MUUSE is a privately owned fashion company based in Copenhagen, Denmark, that specializes in developing, manufacturing, and marketing designs created by independent fashion designers. The company employs talent scouts and sponsors contests to carefully select designers to collaborate with. Through this collaboration, the chosen designers receive royalties based on the sales of their designs.

==History==
MUUSE was founded in 2011 by David Dencker (CEO) and Gitte Jonsdatter (Strategy Director).

==Talent Scouting==
MUUSE staff actively collaborate with fashion institutions and serve on their graduation show juries. They also receive recommendations for talented individuals from these institutions. Additionally, twice a year, MUUSE and VOGUE Talents jointly organize an online contest where designers can showcase their work. The winner of this contest is awarded the prestigious MUUSE x VOGUE Talents Young Vision Award. The competition winner is featured in VOGUE Talents, a publication by Vogue, and is granted the opportunity to collaborate with MUUSE in producing a capsule collection, among other prizes. The 2012 contest, for instance, garnered over 300 entries and 150,000 votes, with the ultimate winner being Heidi Paula. Furthermore, in 2016, the winner, Pamela Samasuwo Nyawiri, was awarded a scholarship to Harvard University.

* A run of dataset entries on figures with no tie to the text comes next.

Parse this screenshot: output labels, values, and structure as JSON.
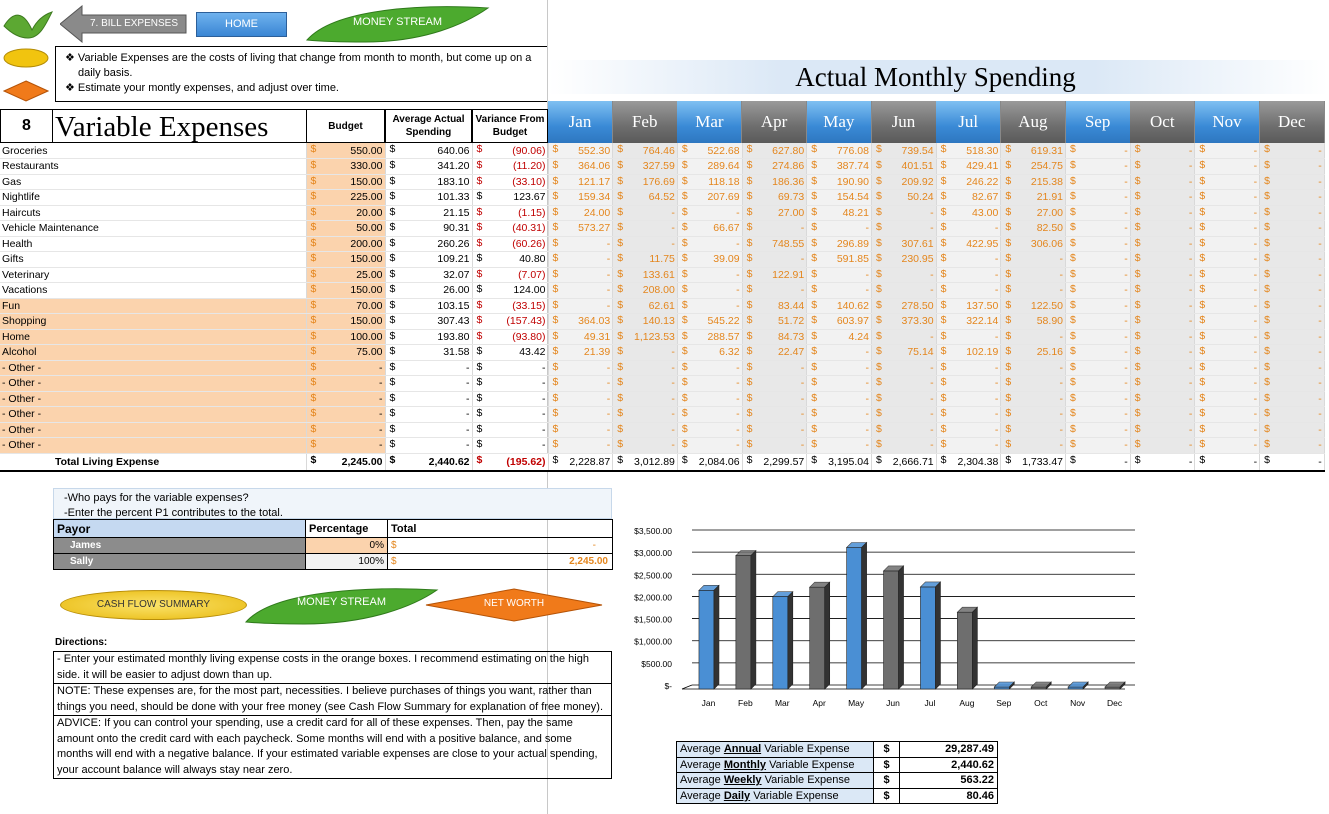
{
  "nav": {
    "back_label": "7. BILL EXPENSES",
    "home_label": "HOME",
    "money_stream_label": "MONEY STREAM"
  },
  "info": {
    "line1": "Variable Expenses are the costs of living that change from month to month, but come up on a daily basis.",
    "line2": "Estimate your montly expenses, and adjust over time."
  },
  "header": {
    "title": "Actual Monthly Spending",
    "section_number": "8",
    "section_title": "Variable Expenses",
    "col_budget": "Budget",
    "col_avg": "Average Actual Spending",
    "col_var": "Variance From Budget",
    "months": [
      "Jan",
      "Feb",
      "Mar",
      "Apr",
      "May",
      "Jun",
      "Jul",
      "Aug",
      "Sep",
      "Oct",
      "Nov",
      "Dec"
    ]
  },
  "rows": [
    {
      "label": "Groceries",
      "budget": "550.00",
      "avg": "640.06",
      "var": "(90.06)",
      "neg": true,
      "m": [
        "552.30",
        "764.46",
        "522.68",
        "627.80",
        "776.08",
        "739.54",
        "518.30",
        "619.31",
        "-",
        "-",
        "-",
        "-"
      ]
    },
    {
      "label": "Restaurants",
      "budget": "330.00",
      "avg": "341.20",
      "var": "(11.20)",
      "neg": true,
      "m": [
        "364.06",
        "327.59",
        "289.64",
        "274.86",
        "387.74",
        "401.51",
        "429.41",
        "254.75",
        "-",
        "-",
        "-",
        "-"
      ]
    },
    {
      "label": "Gas",
      "budget": "150.00",
      "avg": "183.10",
      "var": "(33.10)",
      "neg": true,
      "m": [
        "121.17",
        "176.69",
        "118.18",
        "186.36",
        "190.90",
        "209.92",
        "246.22",
        "215.38",
        "-",
        "-",
        "-",
        "-"
      ]
    },
    {
      "label": "Nightlife",
      "budget": "225.00",
      "avg": "101.33",
      "var": "123.67",
      "neg": false,
      "m": [
        "159.34",
        "64.52",
        "207.69",
        "69.73",
        "154.54",
        "50.24",
        "82.67",
        "21.91",
        "-",
        "-",
        "-",
        "-"
      ]
    },
    {
      "label": "Haircuts",
      "budget": "20.00",
      "avg": "21.15",
      "var": "(1.15)",
      "neg": true,
      "m": [
        "24.00",
        "-",
        "-",
        "27.00",
        "48.21",
        "-",
        "43.00",
        "27.00",
        "-",
        "-",
        "-",
        "-"
      ]
    },
    {
      "label": "Vehicle Maintenance",
      "budget": "50.00",
      "avg": "90.31",
      "var": "(40.31)",
      "neg": true,
      "m": [
        "573.27",
        "-",
        "66.67",
        "-",
        "-",
        "-",
        "-",
        "82.50",
        "-",
        "-",
        "-",
        "-"
      ]
    },
    {
      "label": "Health",
      "budget": "200.00",
      "avg": "260.26",
      "var": "(60.26)",
      "neg": true,
      "m": [
        "-",
        "-",
        "-",
        "748.55",
        "296.89",
        "307.61",
        "422.95",
        "306.06",
        "-",
        "-",
        "-",
        "-"
      ]
    },
    {
      "label": "Gifts",
      "budget": "150.00",
      "avg": "109.21",
      "var": "40.80",
      "neg": false,
      "m": [
        "-",
        "11.75",
        "39.09",
        "-",
        "591.85",
        "230.95",
        "-",
        "-",
        "-",
        "-",
        "-",
        "-"
      ]
    },
    {
      "label": "Veterinary",
      "budget": "25.00",
      "avg": "32.07",
      "var": "(7.07)",
      "neg": true,
      "m": [
        "-",
        "133.61",
        "-",
        "122.91",
        "-",
        "-",
        "-",
        "-",
        "-",
        "-",
        "-",
        "-"
      ]
    },
    {
      "label": "Vacations",
      "budget": "150.00",
      "avg": "26.00",
      "var": "124.00",
      "neg": false,
      "m": [
        "-",
        "208.00",
        "-",
        "-",
        "-",
        "-",
        "-",
        "-",
        "-",
        "-",
        "-",
        "-"
      ]
    },
    {
      "label": "Fun",
      "custom": true,
      "budget": "70.00",
      "avg": "103.15",
      "var": "(33.15)",
      "neg": true,
      "m": [
        "-",
        "62.61",
        "-",
        "83.44",
        "140.62",
        "278.50",
        "137.50",
        "122.50",
        "-",
        "-",
        "-",
        "-"
      ]
    },
    {
      "label": "Shopping",
      "custom": true,
      "budget": "150.00",
      "avg": "307.43",
      "var": "(157.43)",
      "neg": true,
      "m": [
        "364.03",
        "140.13",
        "545.22",
        "51.72",
        "603.97",
        "373.30",
        "322.14",
        "58.90",
        "-",
        "-",
        "-",
        "-"
      ]
    },
    {
      "label": "Home",
      "custom": true,
      "budget": "100.00",
      "avg": "193.80",
      "var": "(93.80)",
      "neg": true,
      "m": [
        "49.31",
        "1,123.53",
        "288.57",
        "84.73",
        "4.24",
        "-",
        "-",
        "-",
        "-",
        "-",
        "-",
        "-"
      ]
    },
    {
      "label": "Alcohol",
      "custom": true,
      "budget": "75.00",
      "avg": "31.58",
      "var": "43.42",
      "neg": false,
      "m": [
        "21.39",
        "-",
        "6.32",
        "22.47",
        "-",
        "75.14",
        "102.19",
        "25.16",
        "-",
        "-",
        "-",
        "-"
      ]
    },
    {
      "label": "- Other -",
      "custom": true,
      "budget": "-",
      "avg": "-",
      "var": "-",
      "neg": false,
      "m": [
        "-",
        "-",
        "-",
        "-",
        "-",
        "-",
        "-",
        "-",
        "-",
        "-",
        "-",
        "-"
      ]
    },
    {
      "label": "- Other -",
      "custom": true,
      "budget": "-",
      "avg": "-",
      "var": "-",
      "neg": false,
      "m": [
        "-",
        "-",
        "-",
        "-",
        "-",
        "-",
        "-",
        "-",
        "-",
        "-",
        "-",
        "-"
      ]
    },
    {
      "label": "- Other -",
      "custom": true,
      "budget": "-",
      "avg": "-",
      "var": "-",
      "neg": false,
      "m": [
        "-",
        "-",
        "-",
        "-",
        "-",
        "-",
        "-",
        "-",
        "-",
        "-",
        "-",
        "-"
      ]
    },
    {
      "label": "- Other -",
      "custom": true,
      "budget": "-",
      "avg": "-",
      "var": "-",
      "neg": false,
      "m": [
        "-",
        "-",
        "-",
        "-",
        "-",
        "-",
        "-",
        "-",
        "-",
        "-",
        "-",
        "-"
      ]
    },
    {
      "label": "- Other -",
      "custom": true,
      "budget": "-",
      "avg": "-",
      "var": "-",
      "neg": false,
      "m": [
        "-",
        "-",
        "-",
        "-",
        "-",
        "-",
        "-",
        "-",
        "-",
        "-",
        "-",
        "-"
      ]
    },
    {
      "label": "- Other -",
      "custom": true,
      "budget": "-",
      "avg": "-",
      "var": "-",
      "neg": false,
      "m": [
        "-",
        "-",
        "-",
        "-",
        "-",
        "-",
        "-",
        "-",
        "-",
        "-",
        "-",
        "-"
      ]
    }
  ],
  "total": {
    "label": "Total Living Expense",
    "budget": "2,245.00",
    "avg": "2,440.62",
    "var": "(195.62)",
    "m": [
      "2,228.87",
      "3,012.89",
      "2,084.06",
      "2,299.57",
      "3,195.04",
      "2,666.71",
      "2,304.38",
      "1,733.47",
      "-",
      "-",
      "-",
      "-"
    ]
  },
  "payor": {
    "q1": "-Who pays for the variable expenses?",
    "q2": "-Enter the percent P1 contributes to the total.",
    "h_payor": "Payor",
    "h_pct": "Percentage",
    "h_total": "Total",
    "p1_name": "James",
    "p1_pct": "0%",
    "p1_total": "-",
    "p2_name": "Sally",
    "p2_pct": "100%",
    "p2_total": "2,245.00"
  },
  "buttons": {
    "cash_flow": "CASH FLOW SUMMARY",
    "money_stream": "MONEY STREAM",
    "net_worth": "NET WORTH"
  },
  "directions": {
    "label": "Directions:",
    "p1": "- Enter your estimated monthly living expense costs in the orange boxes.  I recommend estimating on the high side. it will be easier to adjust down than up.",
    "p2": "NOTE: These expenses are, for the most part, necessities.  I believe purchases of things you want, rather than things you need, should be done with your free money (see Cash Flow Summary for explanation of free money).",
    "p3": "ADVICE: If you can control your spending, use a credit card for all of these expenses.  Then, pay the same amount onto the credit card with each paycheck.  Some months will end with a positive balance, and some months will end with a negative balance.  If your estimated variable expenses are close to your actual spending, your account balance will always stay near zero."
  },
  "averages": {
    "prefix": "Average",
    "suffix": "Variable Expense",
    "currency": "$",
    "items": [
      {
        "k": "Annual",
        "v": "29,287.49"
      },
      {
        "k": "Monthly",
        "v": "2,440.62"
      },
      {
        "k": "Weekly",
        "v": "563.22"
      },
      {
        "k": "Daily",
        "v": "80.46"
      }
    ]
  },
  "chart_data": {
    "type": "bar",
    "categories": [
      "Jan",
      "Feb",
      "Mar",
      "Apr",
      "May",
      "Jun",
      "Jul",
      "Aug",
      "Sep",
      "Oct",
      "Nov",
      "Dec"
    ],
    "values": [
      2228.87,
      3012.89,
      2084.06,
      2299.57,
      3195.04,
      2666.71,
      2304.38,
      1733.47,
      0,
      0,
      0,
      0
    ],
    "ylim": [
      0,
      3500
    ],
    "yticks": [
      "$-",
      "$500.00",
      "$1,000.00",
      "$1,500.00",
      "$2,000.00",
      "$2,500.00",
      "$3,000.00",
      "$3,500.00"
    ],
    "colors": [
      "#4a8fd4",
      "#6e6e6e"
    ],
    "grid": true
  },
  "colors": {
    "orange": "#e4861d",
    "budget_bg": "#fbd3ad",
    "red": "#c00000",
    "blue": "#3a8ad6",
    "gray": "#6e6e6e"
  }
}
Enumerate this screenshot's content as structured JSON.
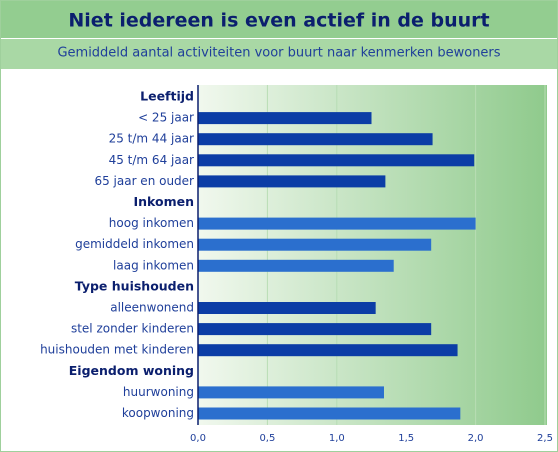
{
  "chart_data": {
    "type": "barh",
    "title": "Niet iedereen is even actief in de buurt",
    "subtitle": "Gemiddeld aantal activiteiten voor buurt naar kenmerken bewoners",
    "categories": [
      "Leeftijd",
      "< 25 jaar",
      "25 t/m 44 jaar",
      "45 t/m 64 jaar",
      "65 jaar en ouder",
      "Inkomen",
      "hoog inkomen",
      "gemiddeld inkomen",
      "laag inkomen",
      "Type huishouden",
      "alleenwonend",
      "stel zonder kinderen",
      "huishouden met kinderen",
      "Eigendom woning",
      "huurwoning",
      "koopwoning"
    ],
    "values": [
      null,
      1.25,
      1.69,
      1.99,
      1.35,
      null,
      2.0,
      1.68,
      1.41,
      null,
      1.28,
      1.68,
      1.87,
      null,
      1.34,
      1.89
    ],
    "colors": [
      null,
      "#0b3da6",
      "#0b3da6",
      "#0b3da6",
      "#0b3da6",
      null,
      "#2b6fce",
      "#2b6fce",
      "#2b6fce",
      null,
      "#0b3da6",
      "#0b3da6",
      "#0b3da6",
      null,
      "#2b6fce",
      "#2b6fce"
    ],
    "xlim": [
      0,
      2.5
    ],
    "xticks": [
      {
        "value": 0,
        "label": "0,0"
      },
      {
        "value": 0.5,
        "label": "0,5"
      },
      {
        "value": 1,
        "label": "1,0"
      },
      {
        "value": 1.5,
        "label": "1,5"
      },
      {
        "value": 2,
        "label": "2,0"
      },
      {
        "value": 2.5,
        "label": "2,5"
      }
    ],
    "grid": true
  }
}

==Collaborative Product Development==
MUUSE Designers are responsible for the design of styles, while the MUUSE production staff takes care of sourcing textiles, negotiating with manufacturers, quality control and fitting. There are two types of clothing produced: Ready-to-Wear and Couture. Ready-to-Wear pieces are produced in small batches of between 20 and 100 pieces. Production outsourced to small manufacturers in Europe and Asia. Couture pieces are sewn to-order by MUUSE tailors to fit the buyer's measurements, matching the designer's prototypes, with alterations for wearability and to meet requests from buyers.

==Sales model==
Pieces are sold under the designer's name, labelled ‘(Designer Name) by MUUSE’. The clothing is sold via the company's online boutique and through online and offline retail partners in Europe. The products are shipped to Europe and the United States.